This dynamic duo is attacking ALS in a whole new way AND in a whole new country:
Carlie and I are so excited we can’t hardly stand it. I applied and was accepted as one of three Patient Fellows for the International Symposium on ALS/MND Research in Glasgow this December 7-9. This is the second year of this program, with this Fellowship being about increasing the voice of people with ALS/MND at the Symposium sessions and following up with patient-centric recaps.
Carlie and I took on Capitol Hill in May for the ALS Advocacy Conference so we’re pretty much professional ruckus causing fools. I learned of this opportunity from my friend Meg MacDonald who was chosen as a Patient Fellow for last year’s conference in Boston. Meg passed away earlier this year, but her spirit lives on, empowers me as I face difficult tasks each day, and adds fuel to my fire fighting this wretched disease.
Meg and I got each other, had the same sense of humor and love for the F word. We vented to each other, swapped jokes and stories, and had built a genuine friendship from thousands of miles away, sitting on opposite sides of our own computers. She would be so jealous of Scotland, but so so proud. We joked about her and I taking a “F ALS” vacation together, she wanted to see the Caribbean and I’ll use any excuse to travel. Our ALS progression complimented one another’s, mine being mostly in my limbs and hers in her bulbar areas (mouth, throat, chest, etc.), so she was responsible for the heavy lifting and I was in charge of ordering our drinks. We were the perfect pair. There are worse things than dying, and if Meg was here I believe she would tell you that her final days of drowning in reflux because of her ALS is as close to Hell as she would wish on anyone. I miss her every day.

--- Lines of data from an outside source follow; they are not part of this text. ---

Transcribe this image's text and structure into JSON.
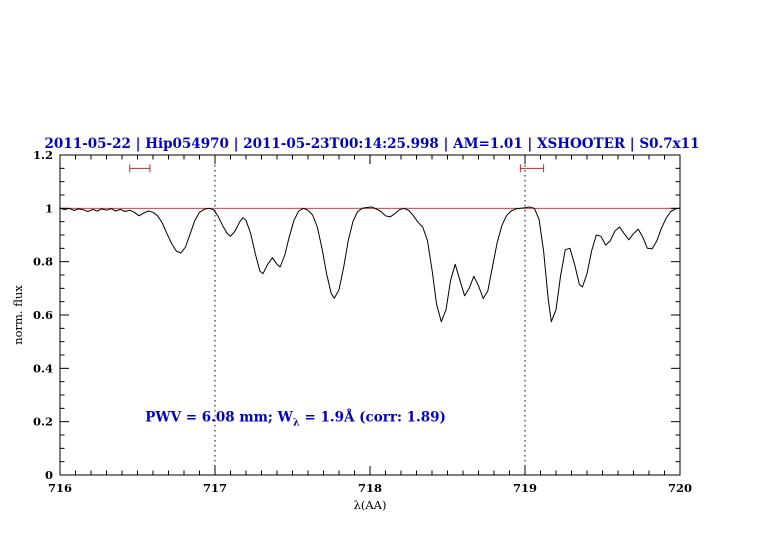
{
  "page": {
    "background": "#ffffff"
  },
  "chart_data": {
    "type": "line",
    "title": "2011-05-22 | Hip054970 | 2011-05-23T00:14:25.998 | AM=1.01 | XSHOOTER | S0.7x11",
    "title_color": "#0000cd",
    "xlabel": "λ(AA)",
    "ylabel": "norm. flux",
    "xlim": [
      716,
      720
    ],
    "ylim": [
      0,
      1.2
    ],
    "grid": false,
    "x_major_ticks": [
      716,
      717,
      718,
      719,
      720
    ],
    "x_tick_labels": [
      "716",
      "717",
      "718",
      "719",
      "720"
    ],
    "x_minor_step": 0.1,
    "y_major_ticks": [
      0,
      0.2,
      0.4,
      0.6,
      0.8,
      1,
      1.2
    ],
    "y_tick_labels": [
      "0",
      "0.2",
      "0.4",
      "0.6",
      "0.8",
      "1",
      "1.2"
    ],
    "y_minor_step": 0.05,
    "vlines": {
      "positions": [
        717,
        719
      ],
      "style": "dotted",
      "color": "#000000"
    },
    "continuum_line": {
      "y": 1.0,
      "color": "#cc2222"
    },
    "range_markers": {
      "y": 1.15,
      "color": "#cc2222",
      "ranges": [
        [
          716.45,
          716.58
        ],
        [
          718.97,
          719.12
        ]
      ]
    },
    "annotation": {
      "text_prefix": "PWV = 6.08 mm; W",
      "text_sub": "λ",
      "text_suffix": " = 1.9Å (corr: 1.89)",
      "x": 716.55,
      "y": 0.2,
      "color": "#0000cd"
    },
    "series": [
      {
        "name": "normalized telluric spectrum",
        "color": "#000000",
        "points": [
          [
            716.0,
            1.0
          ],
          [
            716.03,
            0.995
          ],
          [
            716.06,
            1.0
          ],
          [
            716.09,
            0.992
          ],
          [
            716.12,
            0.998
          ],
          [
            716.15,
            0.995
          ],
          [
            716.18,
            0.988
          ],
          [
            716.21,
            0.996
          ],
          [
            716.24,
            0.99
          ],
          [
            716.27,
            0.998
          ],
          [
            716.3,
            0.993
          ],
          [
            716.33,
            0.999
          ],
          [
            716.36,
            0.99
          ],
          [
            716.39,
            0.996
          ],
          [
            716.42,
            0.988
          ],
          [
            716.45,
            0.993
          ],
          [
            716.48,
            0.985
          ],
          [
            716.51,
            0.972
          ],
          [
            716.54,
            0.982
          ],
          [
            716.57,
            0.99
          ],
          [
            716.6,
            0.985
          ],
          [
            716.63,
            0.972
          ],
          [
            716.66,
            0.945
          ],
          [
            716.69,
            0.905
          ],
          [
            716.72,
            0.868
          ],
          [
            716.75,
            0.84
          ],
          [
            716.78,
            0.832
          ],
          [
            716.81,
            0.855
          ],
          [
            716.84,
            0.905
          ],
          [
            716.87,
            0.955
          ],
          [
            716.9,
            0.985
          ],
          [
            716.93,
            0.996
          ],
          [
            716.96,
            1.0
          ],
          [
            716.99,
            0.995
          ],
          [
            717.02,
            0.97
          ],
          [
            717.05,
            0.935
          ],
          [
            717.08,
            0.905
          ],
          [
            717.1,
            0.895
          ],
          [
            717.13,
            0.915
          ],
          [
            717.16,
            0.95
          ],
          [
            717.18,
            0.965
          ],
          [
            717.2,
            0.955
          ],
          [
            717.23,
            0.905
          ],
          [
            717.26,
            0.83
          ],
          [
            717.29,
            0.765
          ],
          [
            717.31,
            0.755
          ],
          [
            717.34,
            0.79
          ],
          [
            717.37,
            0.815
          ],
          [
            717.4,
            0.79
          ],
          [
            717.42,
            0.78
          ],
          [
            717.45,
            0.825
          ],
          [
            717.48,
            0.895
          ],
          [
            717.51,
            0.955
          ],
          [
            717.54,
            0.99
          ],
          [
            717.57,
            1.0
          ],
          [
            717.6,
            0.993
          ],
          [
            717.63,
            0.975
          ],
          [
            717.66,
            0.93
          ],
          [
            717.69,
            0.85
          ],
          [
            717.72,
            0.755
          ],
          [
            717.75,
            0.68
          ],
          [
            717.77,
            0.663
          ],
          [
            717.8,
            0.695
          ],
          [
            717.83,
            0.78
          ],
          [
            717.86,
            0.88
          ],
          [
            717.89,
            0.95
          ],
          [
            717.92,
            0.988
          ],
          [
            717.95,
            1.0
          ],
          [
            717.98,
            1.003
          ],
          [
            718.01,
            1.005
          ],
          [
            718.04,
            0.998
          ],
          [
            718.07,
            0.988
          ],
          [
            718.1,
            0.972
          ],
          [
            718.13,
            0.968
          ],
          [
            718.16,
            0.98
          ],
          [
            718.19,
            0.995
          ],
          [
            718.22,
            1.0
          ],
          [
            718.25,
            0.992
          ],
          [
            718.28,
            0.972
          ],
          [
            718.31,
            0.948
          ],
          [
            718.34,
            0.93
          ],
          [
            718.37,
            0.88
          ],
          [
            718.4,
            0.77
          ],
          [
            718.43,
            0.64
          ],
          [
            718.46,
            0.575
          ],
          [
            718.49,
            0.62
          ],
          [
            718.52,
            0.73
          ],
          [
            718.55,
            0.79
          ],
          [
            718.58,
            0.73
          ],
          [
            718.61,
            0.672
          ],
          [
            718.64,
            0.7
          ],
          [
            718.67,
            0.745
          ],
          [
            718.7,
            0.71
          ],
          [
            718.73,
            0.662
          ],
          [
            718.76,
            0.69
          ],
          [
            718.79,
            0.78
          ],
          [
            718.82,
            0.87
          ],
          [
            718.85,
            0.935
          ],
          [
            718.88,
            0.972
          ],
          [
            718.91,
            0.99
          ],
          [
            718.94,
            0.998
          ],
          [
            718.97,
            1.0
          ],
          [
            719.0,
            1.002
          ],
          [
            719.03,
            1.005
          ],
          [
            719.06,
            1.0
          ],
          [
            719.09,
            0.96
          ],
          [
            719.12,
            0.84
          ],
          [
            719.15,
            0.66
          ],
          [
            719.17,
            0.575
          ],
          [
            719.2,
            0.62
          ],
          [
            719.23,
            0.75
          ],
          [
            719.26,
            0.845
          ],
          [
            719.29,
            0.85
          ],
          [
            719.32,
            0.79
          ],
          [
            719.35,
            0.715
          ],
          [
            719.37,
            0.705
          ],
          [
            719.4,
            0.755
          ],
          [
            719.43,
            0.84
          ],
          [
            719.46,
            0.9
          ],
          [
            719.49,
            0.895
          ],
          [
            719.52,
            0.862
          ],
          [
            719.55,
            0.878
          ],
          [
            719.58,
            0.915
          ],
          [
            719.61,
            0.93
          ],
          [
            719.64,
            0.905
          ],
          [
            719.67,
            0.882
          ],
          [
            719.7,
            0.905
          ],
          [
            719.73,
            0.922
          ],
          [
            719.76,
            0.892
          ],
          [
            719.79,
            0.85
          ],
          [
            719.82,
            0.848
          ],
          [
            719.85,
            0.878
          ],
          [
            719.88,
            0.925
          ],
          [
            719.91,
            0.962
          ],
          [
            719.94,
            0.988
          ],
          [
            719.97,
            0.998
          ],
          [
            720.0,
            1.0
          ]
        ]
      }
    ]
  }
}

So I’m going to Scotland to tell my story, and Meg’s story, and Dewie’s and Sharon’s and Susan’s and Christi’s – all of these strong, beautiful women that were ripped from us because of ALS. From the MND Association website:
“The key to defeating MND lies in fostering strong collaboration between leading researchers around the world, and sharing new understanding of the disease as rapidly as possible. This was the MND Association’s rationale behind the creation of the International Symposium on ALS/MND.”
In my acceptance letter was this:
“Thank you for being willing to help increase the patient voice in ALS research. I am confident that your participation at the Symposium will be rewarding both for you and for the researchers there.“
We are partnering with the ALS Texas Chapter on this opportunity. Plans are being made to blast our experience from Glasgow to Fort Worth and every where in between. If you have any suggestions on “Must See” or more importantly “Must Eat” please send those our way. If you have any ALS specific asks, questions, or insight that I can pass along while we’re there please let me know.
ALS Sucks, and this small town girl is doing everything she can to fight it.